La luce che emanava bastò a fargli vedere le dita sottili delle mani. Erano diventate più magre rispetto a quando le aveva visto le ultime volte. Elena sembrava cambiata. La immaginò con le guance rosse a causa delle lacrime che non accennavano a smettere di cadere in quella settimana. Sorrise alla parete, come se vi fosse la sua amata lì davanti. Con la mente immaginò di alzarsi dal letto e appoggiare la testa all'altezza della sua, i loro occhi erano paralleli a i suoi tanto da potervi specchiare. Non sopportava vederla piangere. Sollevò la mano e la sistemò a lato della sua guancia, mentre delle piccole lacrime gli bagnarono le dita. Anche lei fece lo stesso. Sorrise.
Era tutto un sogno bellissimo, Gaudenzio si era addormentato e la mente gli fece viaggiare verso il suo amore con Elena; e lui, senza rendersene conto, era baciato da lei.
Elena continuò a dormire con Gaudenzio stando ben attenta a non toccarlo o sfiorarlo per fargli male involontariamente.

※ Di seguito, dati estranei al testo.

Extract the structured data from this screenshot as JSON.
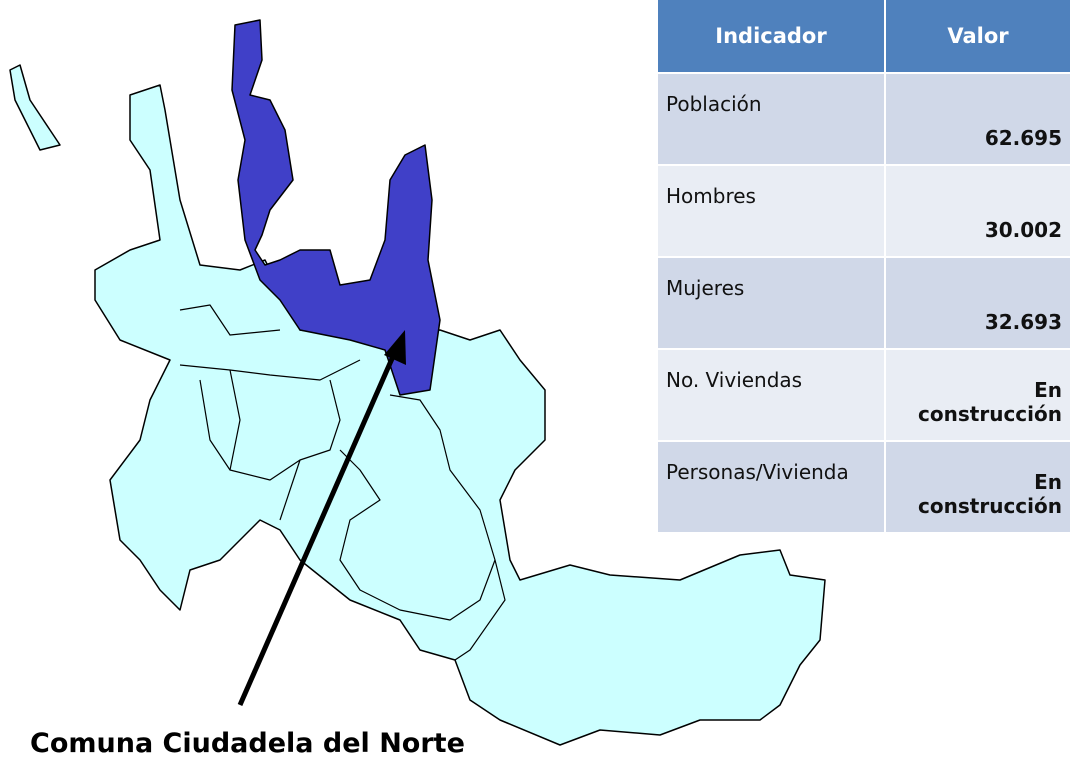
{
  "caption": "Comuna Ciudadela del Norte",
  "table": {
    "header": [
      "Indicador",
      "Valor"
    ],
    "rows": [
      [
        "Población",
        "62.695"
      ],
      [
        "Hombres",
        "30.002"
      ],
      [
        "Mujeres",
        "32.693"
      ],
      [
        "No. Viviendas",
        "En construcción"
      ],
      [
        "Personas/Vivienda",
        "En construcción"
      ]
    ]
  }
}
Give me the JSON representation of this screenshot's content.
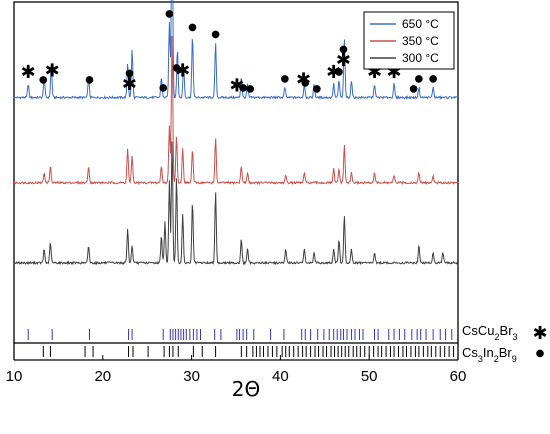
{
  "chart_data": {
    "type": "line",
    "xlabel": "2Θ",
    "xlim": [
      10,
      60
    ],
    "xticks": [
      10,
      20,
      30,
      40,
      50,
      60
    ],
    "legend_position": "top-right",
    "series": [
      {
        "name": "650 °C",
        "color": "#3a6cc9",
        "baseline_fraction": 0.72,
        "peaks": [
          [
            11.6,
            0.04
          ],
          [
            13.4,
            0.06
          ],
          [
            14.2,
            0.1
          ],
          [
            18.4,
            0.06
          ],
          [
            22.8,
            0.1
          ],
          [
            23.3,
            0.14
          ],
          [
            26.6,
            0.06
          ],
          [
            27.5,
            0.22
          ],
          [
            27.8,
            0.58
          ],
          [
            28.4,
            0.14
          ],
          [
            29.1,
            0.1
          ],
          [
            30.1,
            0.18
          ],
          [
            32.7,
            0.16
          ],
          [
            35.6,
            0.06
          ],
          [
            36.3,
            0.04
          ],
          [
            40.5,
            0.03
          ],
          [
            42.7,
            0.04
          ],
          [
            43.8,
            0.04
          ],
          [
            46.0,
            0.04
          ],
          [
            46.6,
            0.05
          ],
          [
            47.2,
            0.17
          ],
          [
            48.0,
            0.05
          ],
          [
            50.6,
            0.04
          ],
          [
            52.8,
            0.04
          ],
          [
            55.6,
            0.03
          ],
          [
            57.2,
            0.03
          ]
        ],
        "markers": [
          {
            "x": 11.6,
            "type": "asterisk"
          },
          {
            "x": 13.3,
            "type": "dot"
          },
          {
            "x": 14.3,
            "type": "asterisk"
          },
          {
            "x": 18.5,
            "type": "dot"
          },
          {
            "x": 23.0,
            "type": "asterisk"
          },
          {
            "x": 23.0,
            "type": "dot"
          },
          {
            "x": 26.8,
            "type": "dot"
          },
          {
            "x": 27.5,
            "type": "dot"
          },
          {
            "x": 27.8,
            "type": "asterisk"
          },
          {
            "x": 27.8,
            "type": "dot"
          },
          {
            "x": 28.3,
            "type": "dot"
          },
          {
            "x": 29.0,
            "type": "asterisk"
          },
          {
            "x": 30.1,
            "type": "dot"
          },
          {
            "x": 32.7,
            "type": "dot"
          },
          {
            "x": 35.1,
            "type": "asterisk"
          },
          {
            "x": 35.8,
            "type": "dot"
          },
          {
            "x": 36.6,
            "type": "dot"
          },
          {
            "x": 40.5,
            "type": "dot"
          },
          {
            "x": 42.6,
            "type": "asterisk"
          },
          {
            "x": 42.8,
            "type": "dot"
          },
          {
            "x": 44.1,
            "type": "dot"
          },
          {
            "x": 46.0,
            "type": "asterisk"
          },
          {
            "x": 46.6,
            "type": "dot"
          },
          {
            "x": 47.1,
            "type": "asterisk"
          },
          {
            "x": 47.1,
            "type": "dot"
          },
          {
            "x": 50.6,
            "type": "asterisk"
          },
          {
            "x": 50.6,
            "type": "dot"
          },
          {
            "x": 52.8,
            "type": "asterisk"
          },
          {
            "x": 52.8,
            "type": "dot"
          },
          {
            "x": 55.0,
            "type": "dot"
          },
          {
            "x": 55.6,
            "type": "dot"
          },
          {
            "x": 57.2,
            "type": "dot"
          }
        ]
      },
      {
        "name": "350 °C",
        "color": "#c9504e",
        "baseline_fraction": 0.47,
        "peaks": [
          [
            13.4,
            0.03
          ],
          [
            14.1,
            0.05
          ],
          [
            18.4,
            0.05
          ],
          [
            22.8,
            0.1
          ],
          [
            23.3,
            0.08
          ],
          [
            26.6,
            0.05
          ],
          [
            27.5,
            0.17
          ],
          [
            27.8,
            0.44
          ],
          [
            28.3,
            0.14
          ],
          [
            29.0,
            0.1
          ],
          [
            30.1,
            0.1
          ],
          [
            32.7,
            0.13
          ],
          [
            35.6,
            0.05
          ],
          [
            36.3,
            0.03
          ],
          [
            40.6,
            0.02
          ],
          [
            42.7,
            0.03
          ],
          [
            46.0,
            0.04
          ],
          [
            46.6,
            0.04
          ],
          [
            47.2,
            0.11
          ],
          [
            48.0,
            0.03
          ],
          [
            50.6,
            0.03
          ],
          [
            52.8,
            0.02
          ],
          [
            55.6,
            0.03
          ],
          [
            57.2,
            0.02
          ]
        ],
        "markers": []
      },
      {
        "name": "300 °C",
        "color": "#404040",
        "baseline_fraction": 0.235,
        "peaks": [
          [
            13.4,
            0.04
          ],
          [
            14.1,
            0.06
          ],
          [
            18.4,
            0.05
          ],
          [
            22.8,
            0.1
          ],
          [
            23.3,
            0.05
          ],
          [
            26.6,
            0.08
          ],
          [
            27.0,
            0.12
          ],
          [
            27.5,
            0.24
          ],
          [
            27.8,
            0.36
          ],
          [
            28.3,
            0.25
          ],
          [
            29.0,
            0.14
          ],
          [
            30.1,
            0.18
          ],
          [
            32.7,
            0.21
          ],
          [
            35.6,
            0.07
          ],
          [
            36.3,
            0.04
          ],
          [
            40.6,
            0.04
          ],
          [
            42.7,
            0.04
          ],
          [
            43.8,
            0.03
          ],
          [
            46.0,
            0.04
          ],
          [
            46.6,
            0.07
          ],
          [
            47.2,
            0.14
          ],
          [
            48.0,
            0.04
          ],
          [
            50.6,
            0.03
          ],
          [
            55.6,
            0.05
          ],
          [
            57.2,
            0.03
          ],
          [
            58.3,
            0.03
          ]
        ],
        "markers": []
      }
    ],
    "reference_patterns": [
      {
        "label_main": "CsCu",
        "sub1": "2",
        "mid": "Br",
        "sub2": "3",
        "tail_main": "",
        "sub3": "",
        "symbol": "✱",
        "color": "#3333bb",
        "positions": [
          11.6,
          14.3,
          18.5,
          22.9,
          23.3,
          26.8,
          27.6,
          27.9,
          28.2,
          28.5,
          28.8,
          29.1,
          29.4,
          29.8,
          30.2,
          30.6,
          31.0,
          32.6,
          33.3,
          35.1,
          35.4,
          35.8,
          36.2,
          37.0,
          38.9,
          40.4,
          42.4,
          42.8,
          43.4,
          44.2,
          44.9,
          45.5,
          46.0,
          46.4,
          46.8,
          47.1,
          47.5,
          48.0,
          48.4,
          48.9,
          49.3,
          50.6,
          51.0,
          52.2,
          52.8,
          53.4,
          54.0,
          54.8,
          55.4,
          55.8,
          56.4,
          57.2,
          58.0,
          58.6,
          59.3
        ]
      },
      {
        "label_main": "Cs",
        "sub1": "3",
        "mid": "In",
        "sub2": "2",
        "tail_main": "Br",
        "sub3": "9",
        "symbol": "●",
        "color": "#000000",
        "positions": [
          13.3,
          14.1,
          18.0,
          18.9,
          22.9,
          23.4,
          25.1,
          26.9,
          27.5,
          27.9,
          28.5,
          30.2,
          31.2,
          32.7,
          35.6,
          36.2,
          36.9,
          37.3,
          37.7,
          38.1,
          38.6,
          39.1,
          39.6,
          40.2,
          40.6,
          41.0,
          41.5,
          42.0,
          42.5,
          42.9,
          43.4,
          43.9,
          44.3,
          44.8,
          45.2,
          45.7,
          46.1,
          46.5,
          46.9,
          47.3,
          47.7,
          48.2,
          48.6,
          49.0,
          49.5,
          50.0,
          50.5,
          51.0,
          51.4,
          51.9,
          52.4,
          52.8,
          53.3,
          53.8,
          54.2,
          54.7,
          55.2,
          55.6,
          56.1,
          56.6,
          57.0,
          57.5,
          58.0,
          58.5,
          59.0,
          59.5
        ]
      }
    ],
    "marker_symbols": {
      "asterisk": "✱",
      "dot": "●"
    }
  }
}
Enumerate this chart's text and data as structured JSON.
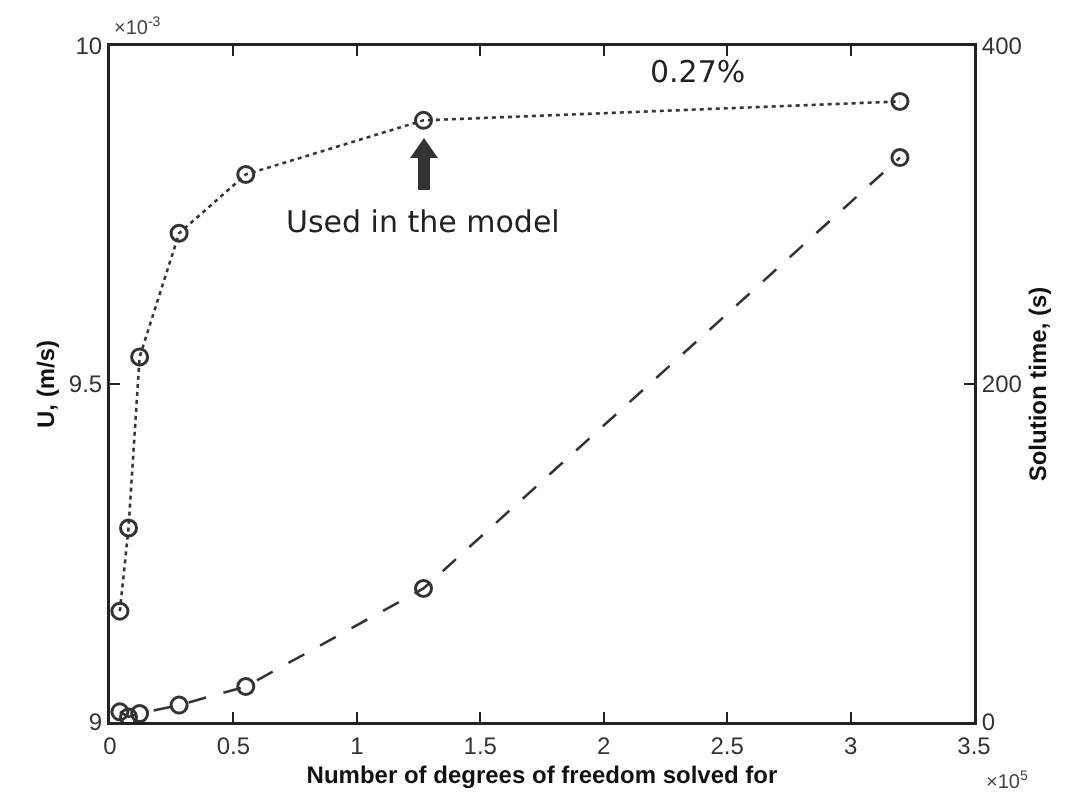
{
  "chart_data": {
    "type": "line",
    "xlabel": "Number of degrees of freedom solved for",
    "ylabel": "U, (m/s)",
    "y2label": "Solution time, (s)",
    "x": [
      0.04,
      0.075,
      0.12,
      0.28,
      0.55,
      1.27,
      3.2
    ],
    "series": [
      {
        "color": "#333333",
        "line_style": "dotted",
        "values": [
          9.164,
          9.287,
          9.54,
          9.723,
          9.81,
          9.89,
          9.918
        ]
      },
      {
        "color": "#333333",
        "line_style": "dashed",
        "axis": "y2",
        "values": [
          6,
          3,
          5,
          10,
          21,
          79,
          334
        ]
      }
    ],
    "xlim": [
      0,
      3.5
    ],
    "xticks": [
      0,
      0.5,
      1,
      1.5,
      2,
      2.5,
      3,
      3.5
    ],
    "ylim": [
      9,
      10
    ],
    "yticks": [
      9,
      9.5,
      10
    ],
    "y2lim": [
      0,
      400
    ],
    "y2ticks": [
      0,
      200,
      400
    ],
    "marker": "circle",
    "grid": false,
    "annotations": [
      {
        "text": "Used in the model",
        "x": 1.27,
        "y": 9.89
      },
      "0.27%",
      "×10$^{-3}$",
      "×10$^{5}$"
    ]
  }
}
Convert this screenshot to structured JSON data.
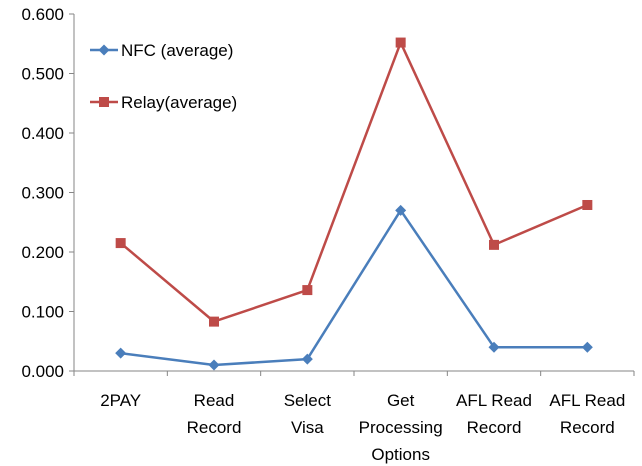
{
  "chart_data": {
    "type": "line",
    "categories": [
      [
        "2PAY"
      ],
      [
        "Read",
        "Record"
      ],
      [
        "Select",
        "Visa"
      ],
      [
        "Get",
        "Processing",
        "Options"
      ],
      [
        "AFL Read",
        "Record"
      ],
      [
        "AFL Read",
        "Record"
      ]
    ],
    "series": [
      {
        "name": "NFC (average)",
        "color": "#4A7EBB",
        "marker": "diamond",
        "values": [
          0.03,
          0.01,
          0.02,
          0.27,
          0.04,
          0.04
        ]
      },
      {
        "name": "Relay(average)",
        "color": "#BE4B48",
        "marker": "square",
        "values": [
          0.215,
          0.083,
          0.136,
          0.552,
          0.212,
          0.279
        ]
      }
    ],
    "y_ticks": [
      "0.000",
      "0.100",
      "0.200",
      "0.300",
      "0.400",
      "0.500",
      "0.600"
    ],
    "ylim": [
      0,
      0.6
    ],
    "legend_placement": "top-left",
    "grid": false
  }
}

"Come ti senti?" gli domandò una sera.
Elena lo guardò con sguardo interrogativo.
"Intendo" ricominciò lei " come stai ora che mi sai al tuo fianco?"
"Meglio" rispose con un sorriso.
Si guardarono per lunghi istanti, fino a quando Gaudenzio allungò la mano per accarezzarle dolcemente la testa di lei che non sentiva più le sofferenze del passato, le sue mani sembravano quasi prosciugare ogni sua piccola e insignificante ansia. Entrambi volevano tutta la felicità per loro perché anche lei aveva bisogno di allontanare le paranoie di quei giorni e quelle future.